Finished products and investments. . Core Countries Higher concentration of people and wealth Higher standard of living Economy focuses on secondary and tertiary industries Abundant employment opportunities Periphery Countries Fewer job opportunities, services, investments Economy concentrates on primary industries Limited services and infrastructure Weak and poor economies

Labour and raw materials

Higher proportion of the workforce engaged in poorer paying primary and secondary industries as well as lack of employment opportunities in DCs lead to lower GDP per capita. This means that there will be a lower demand for goods and services. Lower demand leads to fewer job opportunities. This will lead to migration from the LDCs to the DCs (core periphery model). This will further hamper development in the LDCs.

2. Health Indicators of health: life expectancy, infant mortality, access to water supply and access to sanitation facilities. a. Life Expectancy Generally, the more developed a country, the higher the life expectancy. People in DCs are more likely to live in clean environments and have better access to health care. E.g. DCs (Australia, USA): life expectancy at 80.3 & 77.4 years respectively. LDCs (Ethiopia, Sierra Leone): Life expectancy at 47.6 & 40.8 years respectively. b. Infant Mortality Rate This refers to the rate at which the number of babies less than one year of age dies.
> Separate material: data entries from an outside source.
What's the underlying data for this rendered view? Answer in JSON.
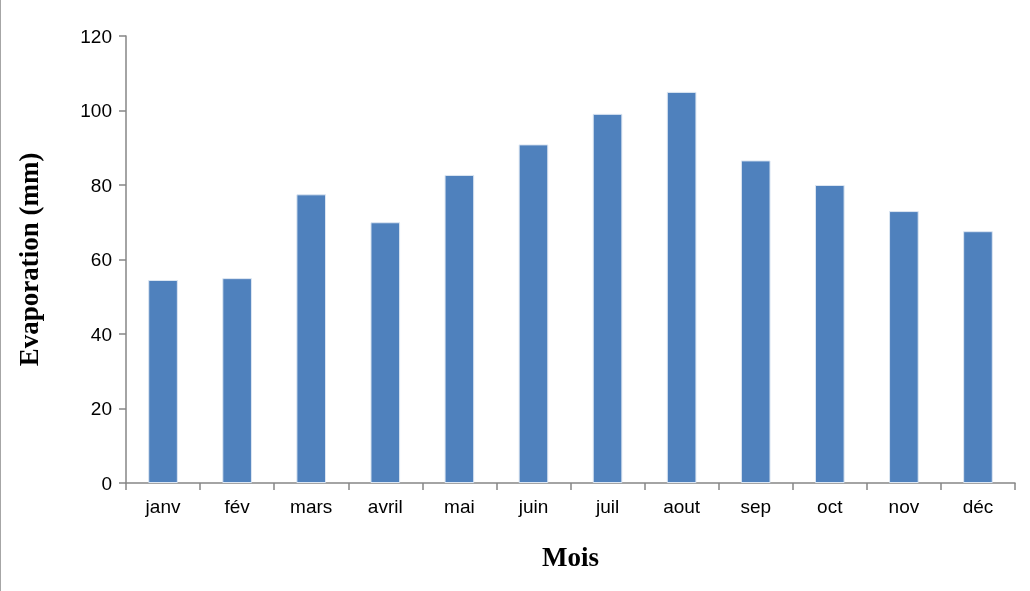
{
  "chart_data": {
    "type": "bar",
    "categories": [
      "janv",
      "fév",
      "mars",
      "avril",
      "mai",
      "juin",
      "juil",
      "aout",
      "sep",
      "oct",
      "nov",
      "déc"
    ],
    "values": [
      54.5,
      55,
      77.5,
      70,
      82.7,
      90.9,
      99.1,
      105,
      86.6,
      80,
      73,
      67.6
    ],
    "color": "#4f81bd",
    "xlabel": "Mois",
    "ylabel": "Evaporation (mm)",
    "ylim": [
      0,
      120
    ],
    "yticks": [
      0,
      20,
      40,
      60,
      80,
      100,
      120
    ],
    "grid": false
  }
}
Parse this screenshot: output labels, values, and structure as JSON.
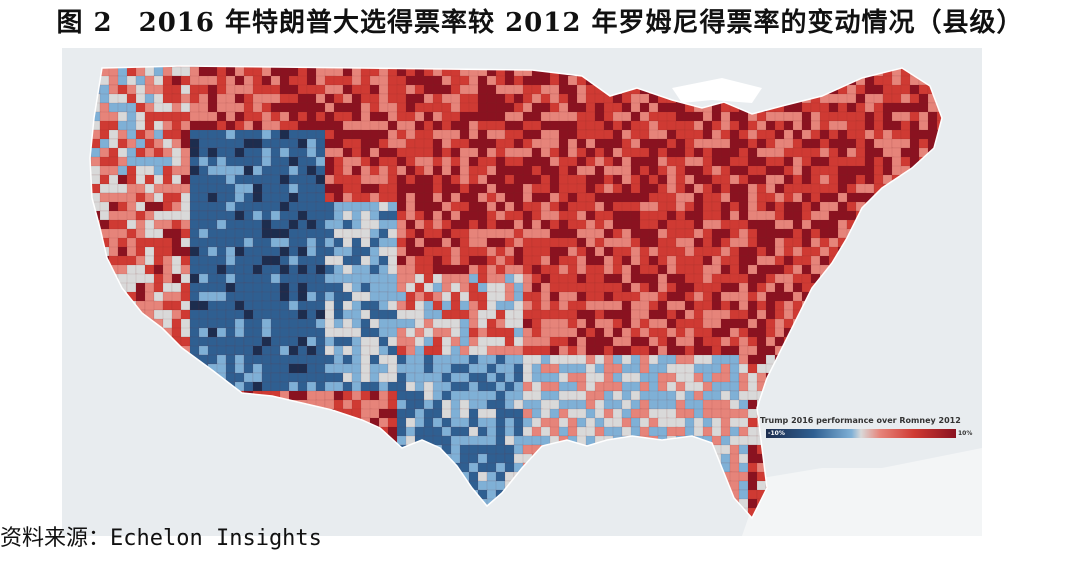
{
  "figure": {
    "label": "图 2",
    "title": "2016 年特朗普大选得票率较 2012 年罗姆尼得票率的变动情况（县级）"
  },
  "map": {
    "region": "United States counties",
    "legend": {
      "title": "Trump 2016 performance over Romney 2012",
      "min_label": "-10%",
      "max_label": "10%",
      "colors": {
        "strong_negative": "#1d2d4e",
        "negative": "#2f5f91",
        "slight_negative": "#7fb0d6",
        "neutral": "#d9d9d9",
        "slight_positive": "#e6847a",
        "positive": "#cf3a33",
        "strong_positive": "#8a1220"
      }
    }
  },
  "source": "资料来源：Echelon Insights"
}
Usually, the more developed a country, the lower its infant mortality rate. In DCs, most infants are born in proper hospitals, thus allowing them to receive proper medical attention. c. Access to clean water supply People living in DCs have better access to clean water because it is more likely that there are water purification plants to make water safe for consumption. Comparatively, people in LDCs may have to walk long distances to collect water from wells. They are also prone to water-borne diseases and contaminated water d. Access to sanitation facilities Access to sanitation facilities allow people to dispose of human waste hygienically. DCs usually have modern sewage systems to dispose of waste from homes properly. In LDCs, waste may be left in the open or buried in the fields haphazardly. This may contaminate nearby water resources as well as food supplies How does health affect development? In LDCs, there is little economic wealth. Hence, people cannot afford clean drinking water, sanitation or health and medical care. Governments have limited resources to administer an adequate public health care system. Poor health limits development by lowering the productivity of the workforce and in turn, the countrys GDP. LDCs are trapped in a poverty cycle that prevents them from helping themselves improve the health conditions of the population.
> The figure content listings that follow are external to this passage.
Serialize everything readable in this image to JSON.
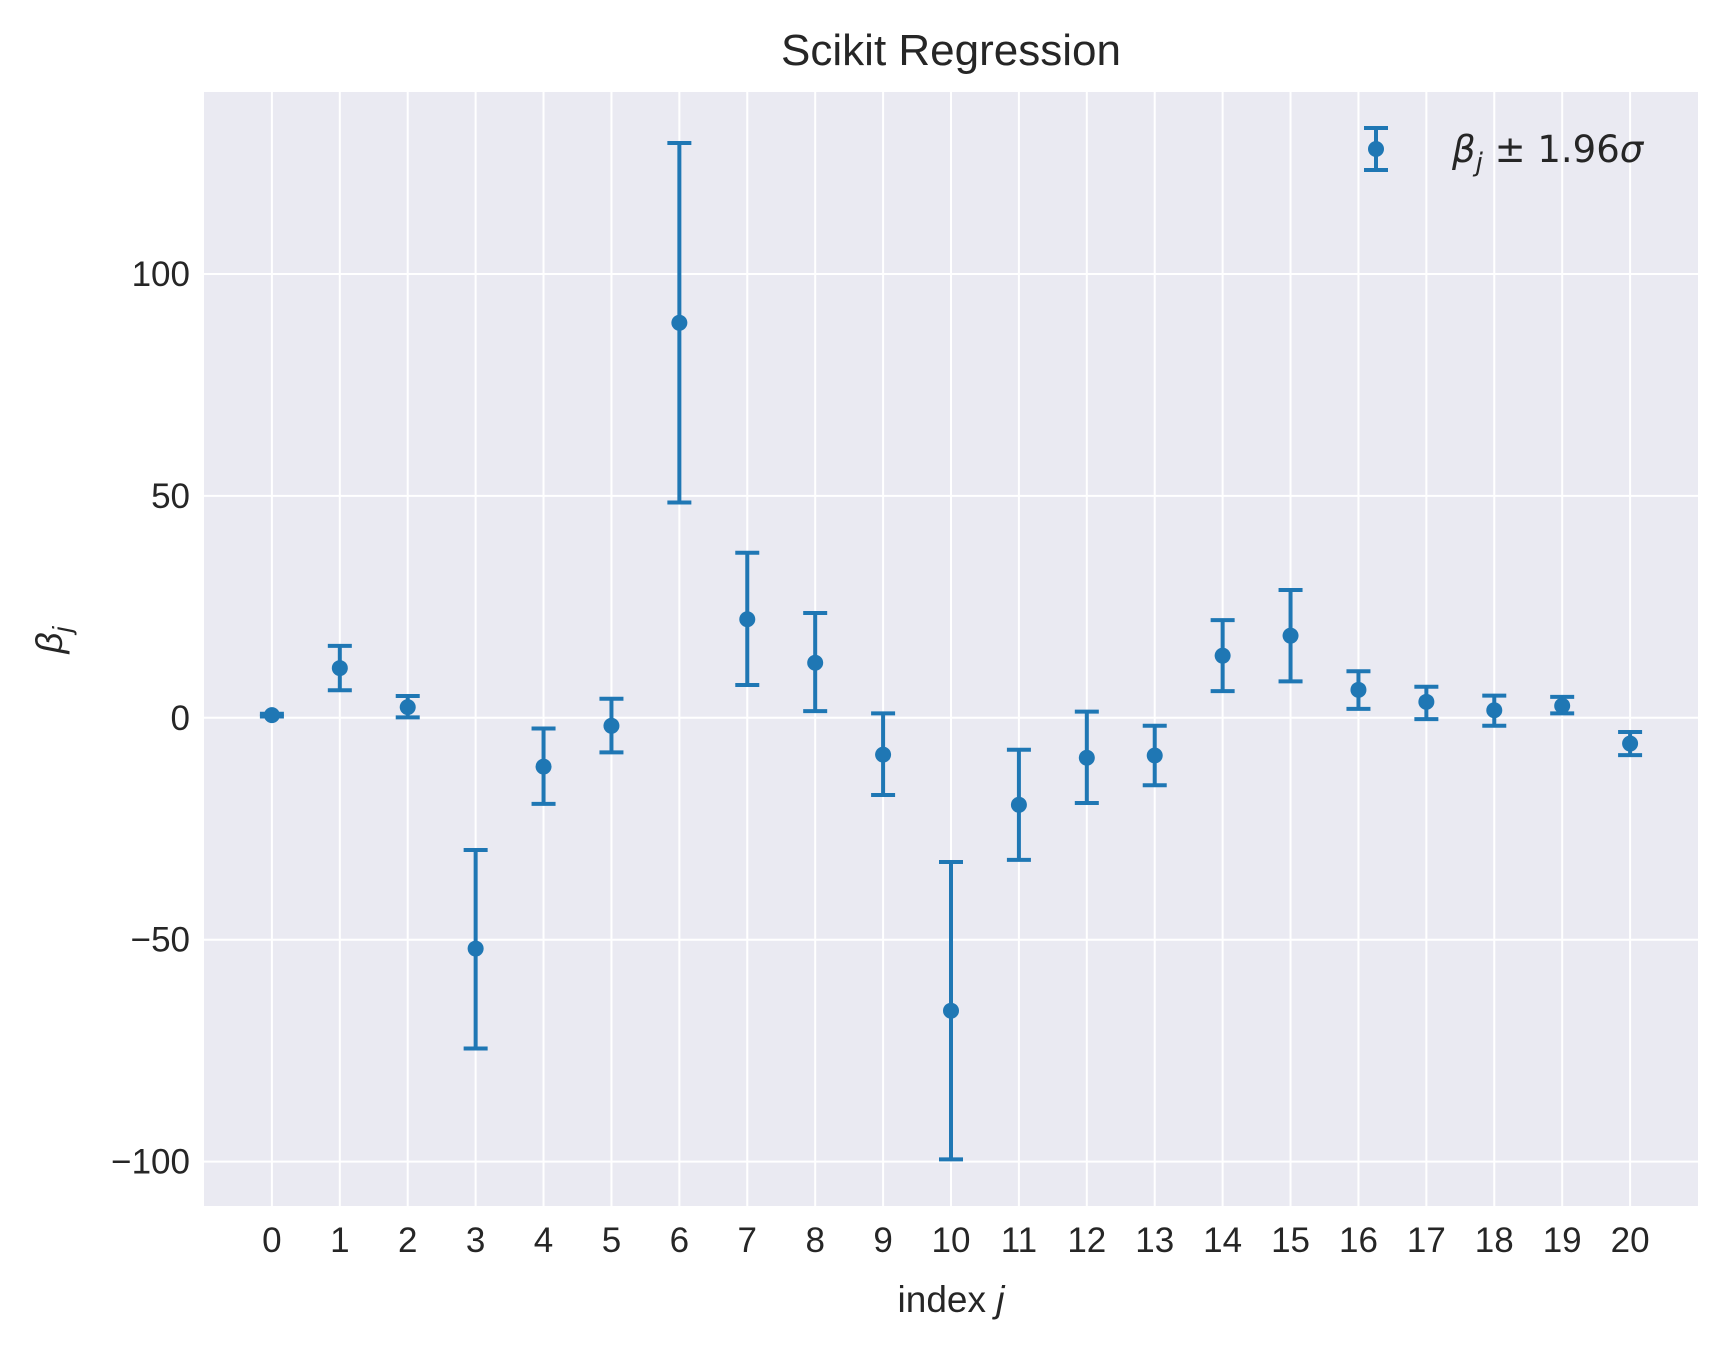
{
  "chart_data": {
    "type": "scatter",
    "title": "Scikit Regression",
    "xlabel": "index j",
    "xlabel_parts": {
      "text": "index ",
      "italic": "j"
    },
    "ylabel": "βj",
    "ylabel_parts": {
      "symbol": "β",
      "subscript": "j"
    },
    "legend": {
      "label": "βj ± 1.96σ",
      "parts": {
        "symbol": "β",
        "subscript": "j",
        "rest": " ± 1.96",
        "sigma": "σ"
      },
      "placement": "top-right"
    },
    "x": [
      0,
      1,
      2,
      3,
      4,
      5,
      6,
      7,
      8,
      9,
      10,
      11,
      12,
      13,
      14,
      15,
      16,
      17,
      18,
      19,
      20
    ],
    "xticks": [
      "0",
      "1",
      "2",
      "3",
      "4",
      "5",
      "6",
      "7",
      "8",
      "9",
      "10",
      "11",
      "12",
      "13",
      "14",
      "15",
      "16",
      "17",
      "18",
      "19",
      "20"
    ],
    "yticks": [
      "−100",
      "−50",
      "0",
      "50",
      "100"
    ],
    "ytick_values": [
      -100,
      -50,
      0,
      50,
      100
    ],
    "xlim": [
      -1,
      21
    ],
    "ylim": [
      -110,
      141
    ],
    "grid": true,
    "series": [
      {
        "values": [
          0.6,
          11.2,
          2.4,
          -52.0,
          -11.0,
          -1.8,
          89.0,
          22.2,
          12.4,
          -8.3,
          -66.0,
          -19.6,
          -9.0,
          -8.5,
          14.0,
          18.5,
          6.3,
          3.6,
          1.7,
          2.7,
          -5.8
        ],
        "err_low": [
          0.3,
          6.2,
          0.1,
          -74.5,
          -19.4,
          -7.8,
          48.5,
          7.4,
          1.5,
          -17.4,
          -99.5,
          -32.0,
          -19.2,
          -15.2,
          6.0,
          8.2,
          2.0,
          -0.3,
          -1.8,
          1.0,
          -8.4
        ],
        "err_high": [
          0.9,
          16.2,
          4.9,
          -29.8,
          -2.4,
          4.3,
          129.5,
          37.2,
          23.6,
          1.0,
          -32.5,
          -7.2,
          1.4,
          -1.8,
          22.0,
          28.8,
          10.5,
          7.0,
          5.0,
          4.7,
          -3.2
        ]
      }
    ],
    "colors": {
      "series": "#1f77b4",
      "plot_bg": "#eaeaf2",
      "grid": "#ffffff",
      "text": "#262626"
    }
  }
}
3. Education: Indicator of education Literacy rate Literacy rate refers to the percentage of adults (15 years and above) who can read and write. The more developed a country, the higher its literacy rate. How do literacy rates affect development? Low literacy rates in LDCs hinder development because people do not possess proper knowledge and skills to contribute to the economic development of the country. Some possible questions you should have answers for: i. Describe the core-periphery relationship between DCs and LDCs. ii. How is the Human Development Index used to assess the level of development of a country? iii. Describe the characteristics of uneven development between DCs and LDCs in terms of economic well-being, health and education. What are the limitations of the HDI? 1. Most accurate when used to assess the DCs, due to the availability of data. In LDCs, data may not be readily available, thus HDI calculated may not be an accurate assessment of the countrys level of development. 2. HDI fails to take human rights and freedoms into account. These are also important considerations in a countrys development, but are hard to measure. 3. Most up to date HDI values are usually reflect a countrys development a few years prior, this is due to the time needed to analyse the data collected.